Phase 1: Determine the max integer in the input array
In this phase we will loop through the input array to find the maximum number. The maximum number is then used to determine the size of the Count array used in phase 2. The first index in the array must be reserved for use in Phase 3 and 4, so the frequency count will start from index 1. That is, the number 0 will be associated with index 1, the number 1 with index 2, and so on.
Source: Phase 1
int max = 0; // Find the max value in input array for (int i = 0; i < input.length; i++) { if (input[i] > max) { max = input[i]; } } // Increase the size to max plus 1 for the offset, and 1 for the zero digit int[] count = new int[max + 2];
Phase 2: Count the frequency of each number in the Input array and store it in the Count array
In this phrase we will loop though the input array and keep a running count of the number of times we see a number in the input array. We leave the first element of the count array Count[0] empty for use in phase 3, so the index for number 0 is in Count[0+1], the number 1 in Count[1+1], and so on. The resulting counts are shown below.
Source: Phase 2
// Count frequencies for (int i = 0; i < input.length; ++i) { count[input[i] + 1]++; }
Phase 3: Transform the frequencies in the Count array into indices
In this phase we will transform the count values from frequencies to indices. This is done by summing the frequency of every number with the frequencies of the numbers less than it, as shown below.
Interpreting the Indices
Each value in the Count array now contains the sum of the frequencies of numbers less than or equal to its associated number.
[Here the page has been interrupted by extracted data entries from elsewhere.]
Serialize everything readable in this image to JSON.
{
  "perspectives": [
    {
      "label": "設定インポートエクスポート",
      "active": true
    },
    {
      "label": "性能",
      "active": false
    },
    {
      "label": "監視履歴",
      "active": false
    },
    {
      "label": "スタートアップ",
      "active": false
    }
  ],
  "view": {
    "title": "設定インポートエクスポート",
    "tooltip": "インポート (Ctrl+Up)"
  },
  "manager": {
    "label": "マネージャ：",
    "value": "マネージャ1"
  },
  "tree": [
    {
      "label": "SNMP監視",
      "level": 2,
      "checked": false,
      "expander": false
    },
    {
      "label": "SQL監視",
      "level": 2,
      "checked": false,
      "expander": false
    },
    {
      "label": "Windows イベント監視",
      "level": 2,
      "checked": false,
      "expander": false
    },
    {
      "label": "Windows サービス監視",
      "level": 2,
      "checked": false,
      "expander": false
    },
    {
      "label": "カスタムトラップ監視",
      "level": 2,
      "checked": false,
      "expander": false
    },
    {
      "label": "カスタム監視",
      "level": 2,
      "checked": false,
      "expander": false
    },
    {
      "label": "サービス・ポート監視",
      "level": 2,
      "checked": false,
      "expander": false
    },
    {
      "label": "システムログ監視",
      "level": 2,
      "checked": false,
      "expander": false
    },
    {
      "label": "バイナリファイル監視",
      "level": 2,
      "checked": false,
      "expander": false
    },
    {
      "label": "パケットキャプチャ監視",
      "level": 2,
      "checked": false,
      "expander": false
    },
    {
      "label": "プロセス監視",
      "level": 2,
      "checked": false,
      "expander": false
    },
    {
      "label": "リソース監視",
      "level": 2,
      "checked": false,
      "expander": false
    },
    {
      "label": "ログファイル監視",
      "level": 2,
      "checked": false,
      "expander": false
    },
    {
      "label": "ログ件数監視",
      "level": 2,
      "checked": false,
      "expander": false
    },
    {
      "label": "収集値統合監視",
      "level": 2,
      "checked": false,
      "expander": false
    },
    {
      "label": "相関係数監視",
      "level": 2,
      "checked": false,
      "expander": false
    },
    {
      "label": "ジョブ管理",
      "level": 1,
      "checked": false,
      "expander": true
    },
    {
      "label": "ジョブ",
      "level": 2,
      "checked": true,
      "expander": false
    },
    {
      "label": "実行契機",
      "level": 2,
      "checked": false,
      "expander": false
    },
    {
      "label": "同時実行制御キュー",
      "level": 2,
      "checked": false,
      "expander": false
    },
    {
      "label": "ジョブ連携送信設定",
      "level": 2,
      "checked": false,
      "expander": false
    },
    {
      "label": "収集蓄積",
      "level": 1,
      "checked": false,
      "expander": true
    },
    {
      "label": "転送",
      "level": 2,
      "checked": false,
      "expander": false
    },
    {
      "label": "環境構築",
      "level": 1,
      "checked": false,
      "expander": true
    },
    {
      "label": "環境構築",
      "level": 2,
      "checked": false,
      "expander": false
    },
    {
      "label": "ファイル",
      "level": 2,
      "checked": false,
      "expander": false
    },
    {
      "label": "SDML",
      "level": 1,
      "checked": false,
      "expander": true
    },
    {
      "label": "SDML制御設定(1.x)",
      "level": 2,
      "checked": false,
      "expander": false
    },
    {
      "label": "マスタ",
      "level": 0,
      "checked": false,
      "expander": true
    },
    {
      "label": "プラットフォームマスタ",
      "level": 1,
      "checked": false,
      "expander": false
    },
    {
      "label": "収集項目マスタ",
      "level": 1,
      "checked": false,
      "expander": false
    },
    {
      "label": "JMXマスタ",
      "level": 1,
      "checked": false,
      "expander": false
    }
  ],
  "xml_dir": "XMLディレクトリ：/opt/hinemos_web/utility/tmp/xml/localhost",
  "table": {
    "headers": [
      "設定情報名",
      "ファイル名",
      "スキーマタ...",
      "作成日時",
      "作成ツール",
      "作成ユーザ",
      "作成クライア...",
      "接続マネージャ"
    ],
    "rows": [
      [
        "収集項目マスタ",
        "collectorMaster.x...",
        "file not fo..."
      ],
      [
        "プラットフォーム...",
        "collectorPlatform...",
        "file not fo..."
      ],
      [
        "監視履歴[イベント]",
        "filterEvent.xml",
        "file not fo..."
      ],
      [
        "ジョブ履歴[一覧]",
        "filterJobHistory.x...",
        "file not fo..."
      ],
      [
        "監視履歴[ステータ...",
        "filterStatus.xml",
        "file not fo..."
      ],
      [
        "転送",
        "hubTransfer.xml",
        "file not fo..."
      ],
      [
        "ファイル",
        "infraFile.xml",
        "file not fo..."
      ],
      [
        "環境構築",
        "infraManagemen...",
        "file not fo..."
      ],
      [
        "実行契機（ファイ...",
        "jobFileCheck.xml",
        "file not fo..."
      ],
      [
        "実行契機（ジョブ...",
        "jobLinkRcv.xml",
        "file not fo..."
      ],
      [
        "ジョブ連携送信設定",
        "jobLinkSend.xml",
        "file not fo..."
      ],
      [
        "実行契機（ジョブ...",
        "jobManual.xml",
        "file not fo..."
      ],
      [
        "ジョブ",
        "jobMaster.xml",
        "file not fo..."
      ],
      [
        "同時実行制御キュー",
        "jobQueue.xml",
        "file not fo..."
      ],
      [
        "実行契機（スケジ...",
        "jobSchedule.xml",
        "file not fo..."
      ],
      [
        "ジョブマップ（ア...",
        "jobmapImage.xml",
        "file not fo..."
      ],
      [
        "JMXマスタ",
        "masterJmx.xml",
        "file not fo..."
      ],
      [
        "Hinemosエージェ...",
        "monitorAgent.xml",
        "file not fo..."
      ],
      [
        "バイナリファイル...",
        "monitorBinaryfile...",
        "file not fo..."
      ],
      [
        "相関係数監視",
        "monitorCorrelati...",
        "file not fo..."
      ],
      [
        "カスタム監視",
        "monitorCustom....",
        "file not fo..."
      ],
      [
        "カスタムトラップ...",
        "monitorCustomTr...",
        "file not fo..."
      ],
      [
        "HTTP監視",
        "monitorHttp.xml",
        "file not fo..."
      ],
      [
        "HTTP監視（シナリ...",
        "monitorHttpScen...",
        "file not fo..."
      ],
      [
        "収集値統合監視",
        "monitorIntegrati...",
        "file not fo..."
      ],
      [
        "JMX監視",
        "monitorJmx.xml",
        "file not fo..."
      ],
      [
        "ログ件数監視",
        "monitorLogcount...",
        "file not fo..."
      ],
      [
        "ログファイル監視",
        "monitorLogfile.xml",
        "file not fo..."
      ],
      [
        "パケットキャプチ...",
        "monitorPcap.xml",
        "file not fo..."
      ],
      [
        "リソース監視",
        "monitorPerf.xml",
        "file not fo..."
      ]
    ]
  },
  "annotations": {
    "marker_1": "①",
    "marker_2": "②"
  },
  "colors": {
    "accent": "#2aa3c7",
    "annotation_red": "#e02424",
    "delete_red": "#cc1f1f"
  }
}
The first element has no number associated with it. So it there are 0 numbers less than or equal to it.
The second element, which is associated with the number 0, has 3 numbers less than or equal to it. Since there are no numbers less than 0 in the Input all three must be 0’s.
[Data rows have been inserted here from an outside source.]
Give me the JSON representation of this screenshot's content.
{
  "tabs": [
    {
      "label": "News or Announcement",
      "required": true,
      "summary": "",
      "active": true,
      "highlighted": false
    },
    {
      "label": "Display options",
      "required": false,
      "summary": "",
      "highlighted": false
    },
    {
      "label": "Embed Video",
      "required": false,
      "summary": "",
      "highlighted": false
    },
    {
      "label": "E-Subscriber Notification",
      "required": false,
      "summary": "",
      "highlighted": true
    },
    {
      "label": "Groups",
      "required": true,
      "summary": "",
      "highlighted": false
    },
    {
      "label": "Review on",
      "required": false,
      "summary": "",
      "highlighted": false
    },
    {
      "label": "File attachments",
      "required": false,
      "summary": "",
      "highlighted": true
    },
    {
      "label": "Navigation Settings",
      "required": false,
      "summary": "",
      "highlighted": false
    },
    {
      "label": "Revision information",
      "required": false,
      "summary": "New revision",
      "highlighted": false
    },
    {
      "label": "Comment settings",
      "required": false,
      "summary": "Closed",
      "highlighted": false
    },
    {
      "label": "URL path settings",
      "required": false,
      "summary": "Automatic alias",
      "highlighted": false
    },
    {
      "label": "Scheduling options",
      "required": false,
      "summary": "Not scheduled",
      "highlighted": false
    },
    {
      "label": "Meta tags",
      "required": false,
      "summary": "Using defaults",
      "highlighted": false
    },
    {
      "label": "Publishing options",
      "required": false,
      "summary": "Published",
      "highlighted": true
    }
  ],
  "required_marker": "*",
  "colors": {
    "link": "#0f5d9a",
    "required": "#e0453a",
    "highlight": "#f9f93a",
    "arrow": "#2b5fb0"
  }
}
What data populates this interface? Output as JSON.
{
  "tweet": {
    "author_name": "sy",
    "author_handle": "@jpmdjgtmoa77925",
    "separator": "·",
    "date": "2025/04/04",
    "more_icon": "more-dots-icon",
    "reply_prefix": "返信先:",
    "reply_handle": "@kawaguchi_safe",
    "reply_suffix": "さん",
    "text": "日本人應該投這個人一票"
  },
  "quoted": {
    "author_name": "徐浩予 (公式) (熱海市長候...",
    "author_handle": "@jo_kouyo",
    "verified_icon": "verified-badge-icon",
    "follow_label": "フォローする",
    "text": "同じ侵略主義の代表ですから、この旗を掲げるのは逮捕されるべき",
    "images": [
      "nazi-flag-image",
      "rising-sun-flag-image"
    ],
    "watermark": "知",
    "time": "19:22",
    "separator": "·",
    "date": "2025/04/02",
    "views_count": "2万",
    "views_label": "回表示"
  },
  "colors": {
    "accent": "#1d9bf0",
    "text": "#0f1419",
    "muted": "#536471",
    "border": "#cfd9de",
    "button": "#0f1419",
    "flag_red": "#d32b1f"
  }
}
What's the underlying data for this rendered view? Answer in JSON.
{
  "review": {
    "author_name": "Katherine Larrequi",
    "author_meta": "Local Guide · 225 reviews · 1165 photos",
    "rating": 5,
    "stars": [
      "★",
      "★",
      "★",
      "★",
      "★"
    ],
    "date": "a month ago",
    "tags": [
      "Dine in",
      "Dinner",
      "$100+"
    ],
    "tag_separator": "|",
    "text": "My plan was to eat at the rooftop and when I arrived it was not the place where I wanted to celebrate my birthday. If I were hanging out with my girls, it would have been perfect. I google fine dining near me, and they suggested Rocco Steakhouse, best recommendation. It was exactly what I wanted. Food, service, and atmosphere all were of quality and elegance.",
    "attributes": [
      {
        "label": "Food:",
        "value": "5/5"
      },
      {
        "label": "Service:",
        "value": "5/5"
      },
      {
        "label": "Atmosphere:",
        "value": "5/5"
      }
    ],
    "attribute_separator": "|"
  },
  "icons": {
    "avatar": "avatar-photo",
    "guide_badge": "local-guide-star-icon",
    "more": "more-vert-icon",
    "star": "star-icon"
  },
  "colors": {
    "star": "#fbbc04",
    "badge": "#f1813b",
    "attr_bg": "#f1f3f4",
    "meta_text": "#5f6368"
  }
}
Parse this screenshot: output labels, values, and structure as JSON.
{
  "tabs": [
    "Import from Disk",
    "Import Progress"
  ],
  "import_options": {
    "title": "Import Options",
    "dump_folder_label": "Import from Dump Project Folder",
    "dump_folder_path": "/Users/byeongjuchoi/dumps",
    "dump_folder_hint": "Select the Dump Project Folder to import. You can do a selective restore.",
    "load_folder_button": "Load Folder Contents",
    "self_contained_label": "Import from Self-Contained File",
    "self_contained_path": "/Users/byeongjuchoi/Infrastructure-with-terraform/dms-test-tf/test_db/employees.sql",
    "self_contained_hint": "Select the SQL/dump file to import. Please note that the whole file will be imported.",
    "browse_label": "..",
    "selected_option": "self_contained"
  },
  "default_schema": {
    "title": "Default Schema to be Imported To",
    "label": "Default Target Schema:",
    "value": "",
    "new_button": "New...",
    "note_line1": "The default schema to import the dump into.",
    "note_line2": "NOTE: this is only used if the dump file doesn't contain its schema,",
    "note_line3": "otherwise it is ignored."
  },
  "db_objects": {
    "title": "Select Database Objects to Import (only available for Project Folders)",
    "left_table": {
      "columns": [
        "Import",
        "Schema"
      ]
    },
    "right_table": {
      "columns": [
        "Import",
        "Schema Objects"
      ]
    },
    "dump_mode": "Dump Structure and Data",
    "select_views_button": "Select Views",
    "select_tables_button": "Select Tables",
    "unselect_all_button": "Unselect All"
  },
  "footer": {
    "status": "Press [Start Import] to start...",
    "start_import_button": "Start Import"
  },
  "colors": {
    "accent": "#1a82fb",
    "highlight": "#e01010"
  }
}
The third element, which is associated with the number 1, has 5 numbers less than or equal to it. We know that 3 are 0’s, so the remaining 2 must be 1’s.
You might have already noticed that the value to the left of the associated number is actually the the first index where that number will be placed.
Shifting each elements associated number to the left results in the following new association.
Since there are no 0’s to the left of 0 we can use 0 as the index for where the first 1 will be placed. Likewise with the number 1, there are 3 numbers before it so we can use 3 as the index for where the first 1 will be placed. And for the number 2, there are 5 before it, so we can use 5 as the index for where the first 2 will be placed. This change in the position of the associated number is reflected in code by changing the index we use to access the index from Count[Number + 1] to Count[Number], where Number is a value in the Input array.
Source: Phase 3
// Convert frequency counts to indices for (int i = 1; i < count.length; ++i) { count[i] += count[i-1]; }
Phase 4: Distribute the numbers from the Input array into the Output array in sorted order
In this final phase we will copy values from the Input to the Output array using the Count array index values, as shown below.
Source: Phase 4
int[] output = new int[input.length]; // Distribute input values into output using the ordered positions in the count array for (int i = 0; i < input.length; ++i) { output[count[input[i]]++] = input[i]; }
Complete Source
public class KeyIndexCountingSort { public static int[] sort(int[] input) { int max = 0; // Find the max value in input array for (int i = 0; i < input.length; i++) { if (input[i] > max) { max = input[i]; } } // Increase the size to max plus 1 for the offset, and 1 for the zero digit int[] count = new int[max + 2]; // Count frequencies for (int i = 0; i < input.length; ++i) { count[input[i] + 1]++; } // Convert frequency count to value index ranges for (int i = 1; i < count.length; ++i) { count[i] += count[i-1]; } int[] output = new int[input.length]; // Distribute input values into output using the ordered positions in the count array for (int i = 0; i < input.length; ++i) { output[count[input[i]]++] = input[i]; } return output; } }
Running Time Analysis
From the above example you can probably already see that there are two main contributors to the running time.
- The size R of the Count array, which is determined by the max value in the array (or the Radix).
- The size N of the Input array.
There are 5N + 3R total array accesses in Phase 1-4. The resulting running time of counting sort is O(N + R). The space required is 2N+R, which is also O(N + R).
For proof of correctness and a deeper analysis of this algorithm, I highly recommend Robert Sedgewick and Keven Wayne book, “Algorithms”.